There’s also some more subtle and implicit disagreement that’s not been quite worked out but feeds into the above, where a lot of the ML-focused alignment strategies contain this idea that we will be able to expose ML system’s thought processes to humans in a transparent and inspectable way, and check whether it has corrigibility, alignment, and intelligence, then add them up together like building blocks. My read is that Eliezer finds this to be an incredible claim that would be a truly dramatic update if there was a workable proposal for it, whereas many of the proposals above take it more as a starting assumption that this is feasible and move on from there to use it in a recursive setup, then alter the details of the recursive setup in order to patch any subsequent problems.

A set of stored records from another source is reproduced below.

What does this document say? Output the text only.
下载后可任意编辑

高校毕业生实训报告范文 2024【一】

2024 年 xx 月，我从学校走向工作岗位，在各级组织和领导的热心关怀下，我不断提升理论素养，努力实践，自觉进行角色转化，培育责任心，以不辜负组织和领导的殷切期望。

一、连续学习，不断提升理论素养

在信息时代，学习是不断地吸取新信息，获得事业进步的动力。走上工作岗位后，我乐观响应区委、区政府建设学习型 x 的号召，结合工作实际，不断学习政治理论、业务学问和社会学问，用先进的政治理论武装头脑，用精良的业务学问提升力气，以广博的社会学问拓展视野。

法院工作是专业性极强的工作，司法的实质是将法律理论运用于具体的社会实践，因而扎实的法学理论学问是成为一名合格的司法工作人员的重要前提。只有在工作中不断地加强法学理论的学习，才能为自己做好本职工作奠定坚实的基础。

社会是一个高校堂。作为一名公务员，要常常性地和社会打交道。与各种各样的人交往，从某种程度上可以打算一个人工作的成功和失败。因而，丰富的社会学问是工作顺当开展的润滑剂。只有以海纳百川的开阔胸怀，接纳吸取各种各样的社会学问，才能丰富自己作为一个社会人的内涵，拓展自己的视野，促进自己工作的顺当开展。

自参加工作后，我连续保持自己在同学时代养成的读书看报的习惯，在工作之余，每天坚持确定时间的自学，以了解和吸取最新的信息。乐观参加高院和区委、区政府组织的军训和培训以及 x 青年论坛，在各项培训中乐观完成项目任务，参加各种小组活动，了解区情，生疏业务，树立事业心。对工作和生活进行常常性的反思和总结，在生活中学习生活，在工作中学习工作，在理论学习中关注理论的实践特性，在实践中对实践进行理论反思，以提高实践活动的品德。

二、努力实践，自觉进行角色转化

For more hashed out details on that subtle disagreement, see the response post linked above which has several concrete examples.
(Added: Here’s the state of discussion on site for AI safety via debate, which has a lot of overlap with Iterated Amplification. And here’s all the postss on Iterated Amplification. I should make a tag for CIRL...)
Perhaps Eliezer can interject here, but it seems to me like these are not knockdown criticisms that such an approach can’t “possibly, possibly, possibly work”—just reasons that it’s unlikely to and that we shouldn’t rely on it working.
My model is that those two are the well-operationalised disagreements and thus productive to focus on, but that most of the despair is coming from the third and currently more implicit point.
Stepping back, the baseline is that most plans are crossing over dozens of kill-switches without realising it (e.g. Yann LeCun’s “objectives can be changed quickly when issues surface”).
Then there are more interesting proposals that require being able to fully inspect the cognition of an ML system and have it be fully introspectively clear and then use it as a building block to build stronger, competitive, corrigible and aligned ML systems. I think this is an accurate description of Iterated Amplification + Debate as Zhu says in section 1.1.4 of his FAQ, and I think something very similar to this is what Chris Olah is excited about re: microscopes about reverse engineering the entire codebase/cognition of an ML system.
I don’t deny that there are lot of substantive and fascinating details to a lot of these proposals and that if this is possible we might indeed solve the alignment problem, but I think that is a large step that sounds from some initial perspectives kind of magical. And don’t forget that at the same time we have to be able to combine it in a way that is competitive and corrigible and aligned.
I feel like it’s one reasonable position to call such proposals non-starters until a possibility proof is shown, and instead work on basic theory that will eventually be able to give more plausible basic building blocks for designing an intelligent system. I feel confident that certain sorts of basic theories are definitely there to be discovered, that there are strong intuitions about where to look, they haven’t been worked on much, and that there is low-hanging fruit to be plucked. I think Jessica Taylor wrote about a similar intuition about why she moved away from ML to do basic theory work.
I agree that deciding to work on basic theory is a pretty reasonable research direction—but that doesn’t imply that other proposals can’t possibly work. Thinking that a research direction is less likely to mitigate existential risk than another is different than thinking that a research direction is entirely a non-starter. The second requires significantly more evidence than the first and it doesn’t seem to me like the points that you referenced cross that bar, though of course that’s a subjective distinction.
Even if available plans do get funded getting new plan ideas might be underfunded.